"In mezzo minuto sgrappolo mille ipotesi pericolanti, tipo Magari mi sono confusa, magari quei due si conoscono e lui le ha inviato la foto con il Bluetooth, magari è pure lei una prof appassionata di murales, magari pure lei è passata a scuola proprio in quel momento e ha fatto la stessa foto dalla stessa angolazione. Ma sono tutte accampate in aria, e comunque conosco benissimo il Motorola del prof dato che l’avrò visto mille volte appoggiato sulla scrivania.

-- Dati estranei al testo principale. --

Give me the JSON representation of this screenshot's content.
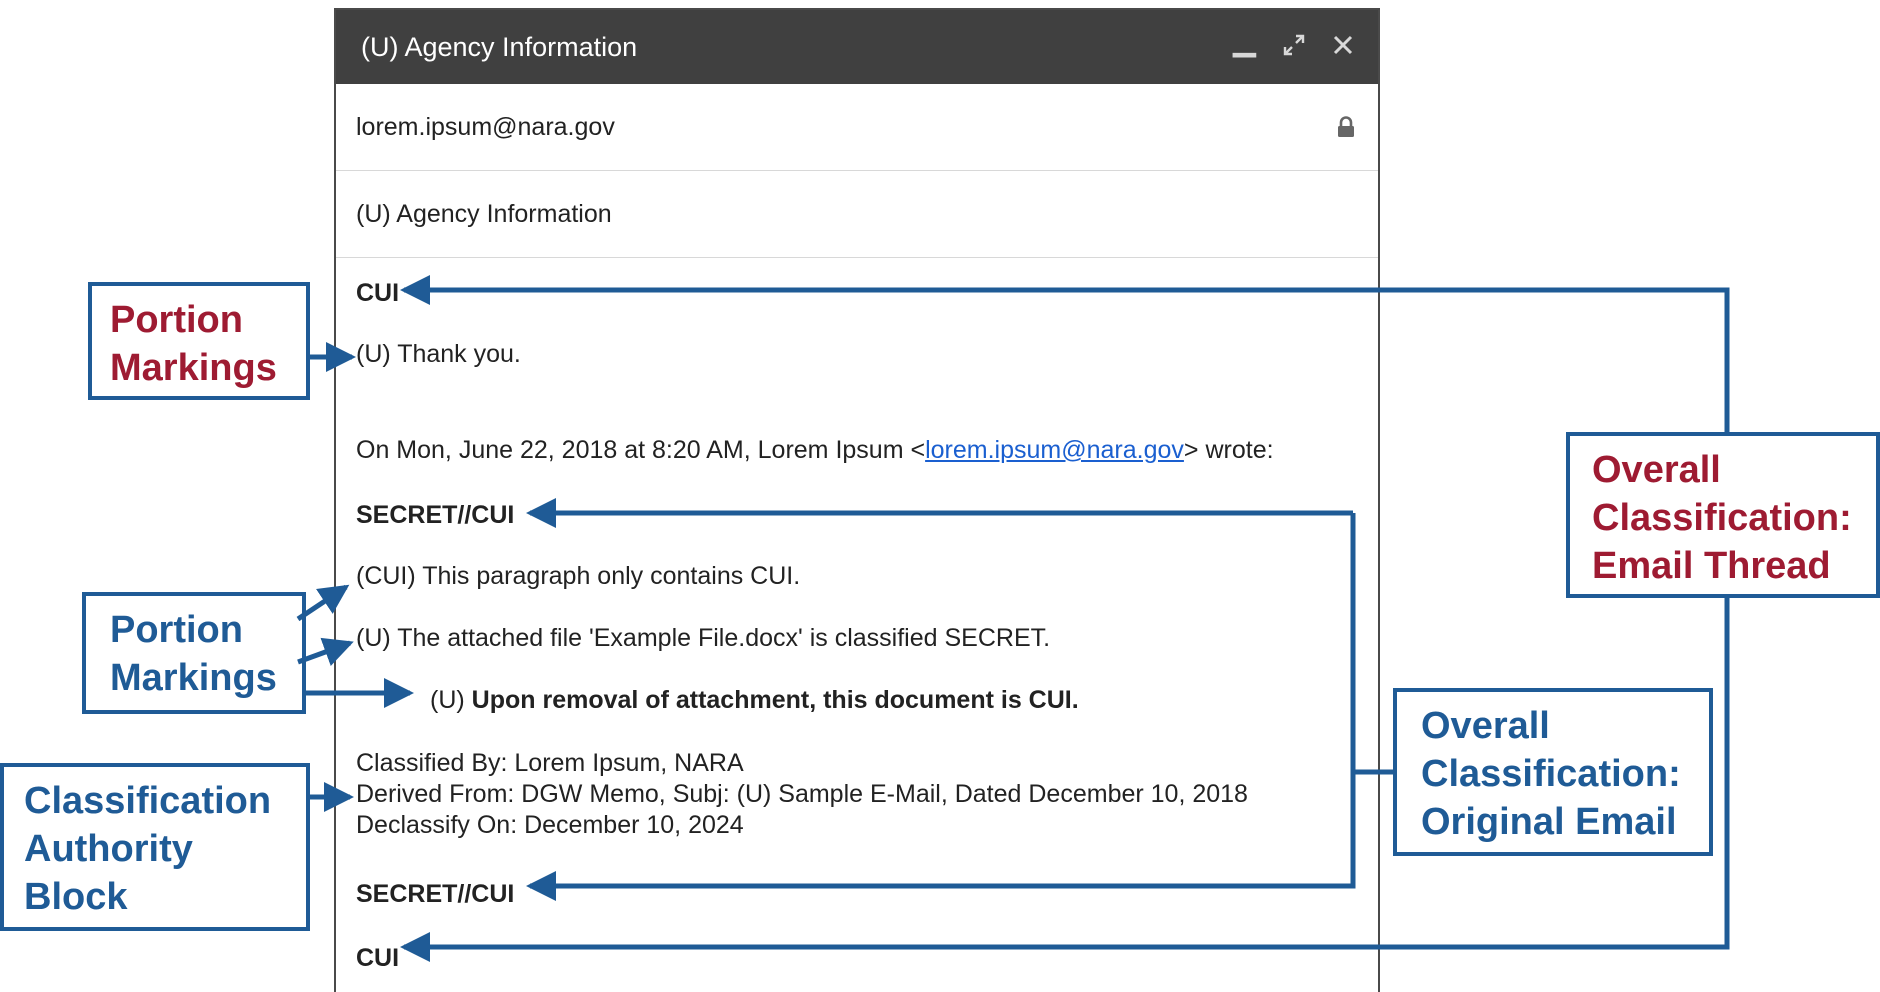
{
  "window": {
    "title": "(U) Agency Information",
    "to_value": "lorem.ipsum@nara.gov",
    "subject_value": "(U) Agency Information"
  },
  "body": {
    "top_marking": "CUI",
    "reply_line": "(U) Thank you.",
    "quote_header_prefix": "On Mon, June 22, 2018 at 8:20 AM, Lorem Ipsum  <",
    "quote_header_link": "lorem.ipsum@nara.gov",
    "quote_header_suffix": "> wrote:",
    "orig_top_marking": "SECRET//CUI",
    "para_cui": "(CUI) This paragraph only contains CUI.",
    "para_attached": "(U) The attached file 'Example File.docx' is classified SECRET.",
    "removal_prefix": "(U) ",
    "removal_text": "Upon removal of attachment, this document is CUI.",
    "classified_by": "Classified By: Lorem Ipsum, NARA",
    "derived_from": "Derived From: DGW Memo, Subj: (U) Sample E-Mail, Dated December 10, 2018",
    "declassify_on": "Declassify On: December 10, 2024",
    "orig_bottom_marking": "SECRET//CUI",
    "bottom_marking": "CUI"
  },
  "callouts": {
    "portion_markings_1": [
      "Portion",
      "Markings"
    ],
    "portion_markings_2": [
      "Portion",
      "Markings"
    ],
    "classification_authority": [
      "Classification",
      "Authority",
      "Block"
    ],
    "overall_thread": [
      "Overall",
      "Classification:",
      "Email Thread"
    ],
    "overall_original": [
      "Overall",
      "Classification:",
      "Original Email"
    ]
  },
  "colors": {
    "callout_border": "#1f5b96",
    "callout_red_text": "#9e1b32",
    "callout_blue_text": "#1f5b96",
    "titlebar": "#404040",
    "link": "#1a5fd0"
  },
  "icons": {
    "minimize": "minimize-icon",
    "expand": "expand-icon",
    "close": "close-icon",
    "lock": "lock-icon"
  }
}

Stesso modello, stessa foto, stesso murales con stessa firma, stessa suoneria, guarda caso il cellulare del prof non si ritrova, ci manca solo un disegnino esplicativo, più chiaro di così, Anv?! Andiamo!
Allungo una mano verso il muro, cercando equilibrio, ricongiungendomi alla nausea. Porco mondo.

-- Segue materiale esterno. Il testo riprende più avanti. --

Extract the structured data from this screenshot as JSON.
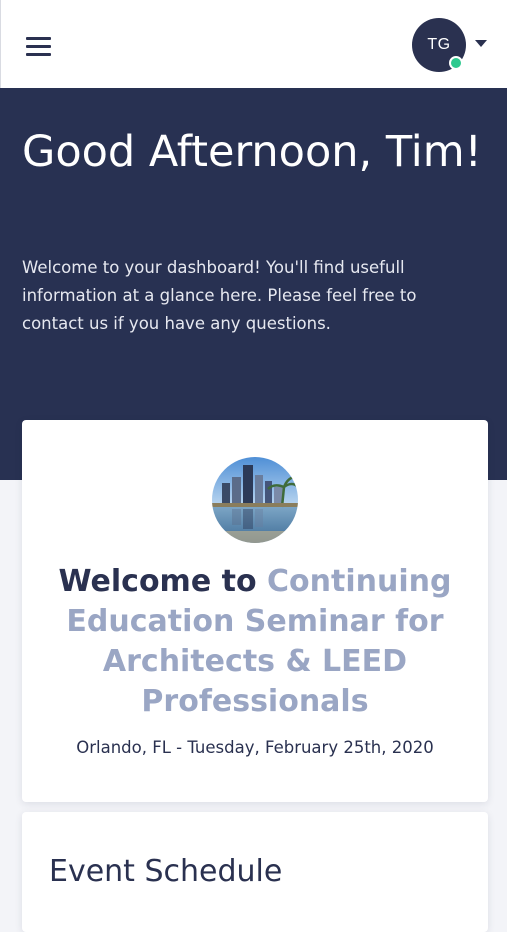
{
  "header": {
    "menu_icon": "hamburger-menu-icon",
    "user_initials": "TG",
    "status_color": "#2ec98f",
    "dropdown_icon": "caret-down-icon"
  },
  "hero": {
    "greeting": "Good Afternoon, Tim!",
    "message": "Welcome to your dashboard! You'll find usefull information at a glance here. Please feel free to contact us if you have any questions.",
    "background_color": "#283152"
  },
  "event_card": {
    "title_lead": "Welcome to",
    "title_event": "Continuing Education Seminar for Architects & LEED Professionals",
    "location_date": "Orlando, FL - Tuesday, February 25th, 2020",
    "accent_color": "#9aa6c4"
  },
  "schedule": {
    "title": "Event Schedule"
  }
}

Istintivamente porto la mano alla tasca cercando il Nokia, neanche potessi chiamare la polizia per una sciocchezza simile, e le mie dita incontrano l’occhio greco.
-Visto? Hai trovato il colpevole del furto- bisbiglia una vocina nella mia testa. --Non c’è di che.-
“Beh, fai materializzare anche una trappola per bionde, allora, così posso fermarla” sibilo a denti stretti, aggrappando la maniglia della porta. Capitolo precipitosamente fuori dai bagni, ma nel bar la tizia non c’è più. Sta volta il colpo d’occhio non mi tradisce. È vuoto, a parte Ivan. Mi sparo all’esterno per vedere se faccio in tempo a beccarla, guardandomi furiosamente intorno, ma non vedo traccia di lei.
Solo pochi passanti che camminano sul marciapiede, inebetiti dal freddo – sembrerebbe essersi coperto il sole, come temevo -, qualche individuo seduto ai tavoli sotto al gazebo che sfogliano un giornale grigiastro facendosi un caffè, celati nell’ombra del tabacco, ma Miss capelli di rame non c’è più. I nonnetti iniziano subito a guardare i miei movimenti convulsi con curiosità, le pipe pendenti dalle loro labbra.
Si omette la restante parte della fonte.